Micro-trottoir du mercredi/ Accord Corsair: classe affaires, soins VIP à Paris pour les officiels et leurs familles; Le peuple s'indigne

L’annonce de la convention signée entre l’État de Côte d’Ivoire et la compagnie aérienne Corsair, qui offre des réductions tarifaires sur les vols et un accès facilité à l’Hôpital américain de Paris aux officiels, à leurs familles et à leurs proches, a provoqué une vive réaction dans l’opinion publique. Tandis que certains dénoncent une injustice flagrante, d'autres y voient la continuité dans une politique d’inégalité. Nous sommes allés à la rencontre de plusieurs citoyens pour recueillir leurs avis.

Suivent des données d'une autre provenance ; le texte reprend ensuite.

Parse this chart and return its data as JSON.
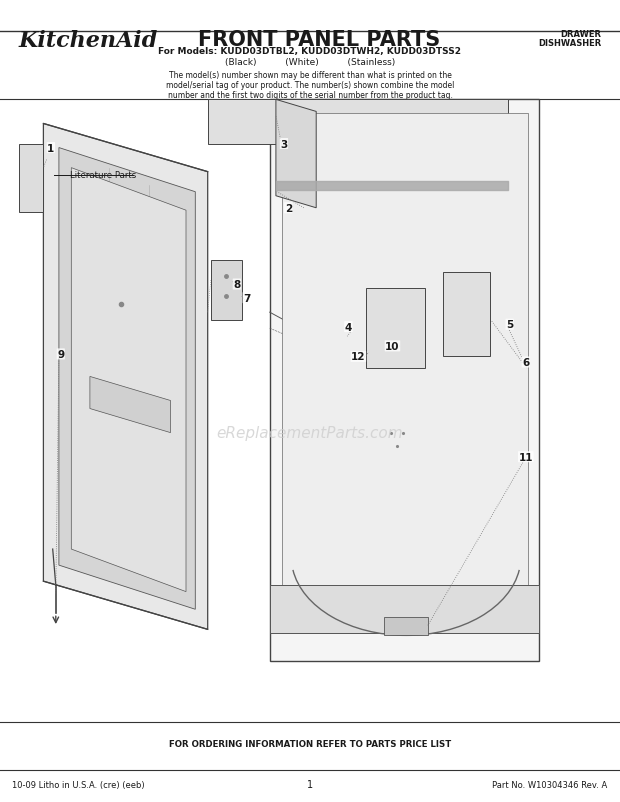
{
  "title_brand": "KitchenAid",
  "title_main": "FRONT PANEL PARTS",
  "subtitle_models": "For Models: KUDD03DTBL2, KUDD03DTWH2, KUDD03DTSS2",
  "subtitle_colors": "(Black)          (White)          (Stainless)",
  "body_text": "The model(s) number shown may be different than what is printed on the\nmodel/serial tag of your product. The number(s) shown combine the model\nnumber and the first two digits of the serial number from the product tag.",
  "top_right_line1": "DRAWER",
  "top_right_line2": "DISHWASHER",
  "watermark": "eReplacementParts.com",
  "footer_center": "FOR ORDERING INFORMATION REFER TO PARTS PRICE LIST",
  "footer_left": "10-09 Litho in U.S.A. (cre) (eeb)",
  "footer_mid": "1",
  "footer_right": "Part No. W10304346 Rev. A",
  "bg_color": "#ffffff",
  "text_color": "#1a1a1a",
  "diagram_color": "#888888",
  "watermark_color": "#cccccc"
}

Traoré Digbeu Serges, pompiste à Yopougon Niangon
« Cette convention signée entre l'État et la Compagnie Corsair est un mépris pour le peuple que nous sommes, et une honte pour nos dirigeants africains. La santé est un droit pour tous. Il ne devrait donc pas y avoir une poignée de personnes favorisées au détriment d'une masse défavorisée. Cela est inacceptable. Les autorités abandonnent les hôpitaux du pays pour ceux de l'étranger, parce qu'elles savent que ces hôpitaux n'ont pas les commodités et les plateaux techniques nécessaires pour des soins de qualité. Oui. Ça serait plus juste de faire une convention qui réduise le coût des vols d'ordre sanitaire pour tout citoyen qui veut se soigner à l'étranger. Car, chacun contribue à son niveau à la création de la richesse nationale. »
Kouassi Kouassi, gérant d’une agence de transfert d’argent
« Ça, c’est une discrimination que l’État ivoirien a à notre égard. Pourquoi signer une convention qui les privilégie et nous laisse, nous les pauvres citoyens ? Nous avons plus besoin de ce genre de convention. Ils devraient le faire pour tout le monde. »
Tanoh Die Kouadio, retraité
« Qu’est-ce qui est étonnant dans cette histoire ? Ils ont toujours fait ça, c’est juste que maintenant ils l’ont rendu officiel, donc ça ne doit pas nous choquer. Ils nous disent que nous sommes un pays développé, mais ils vont se soigner à l’étranger. Pourquoi ne pas le faire ici ? »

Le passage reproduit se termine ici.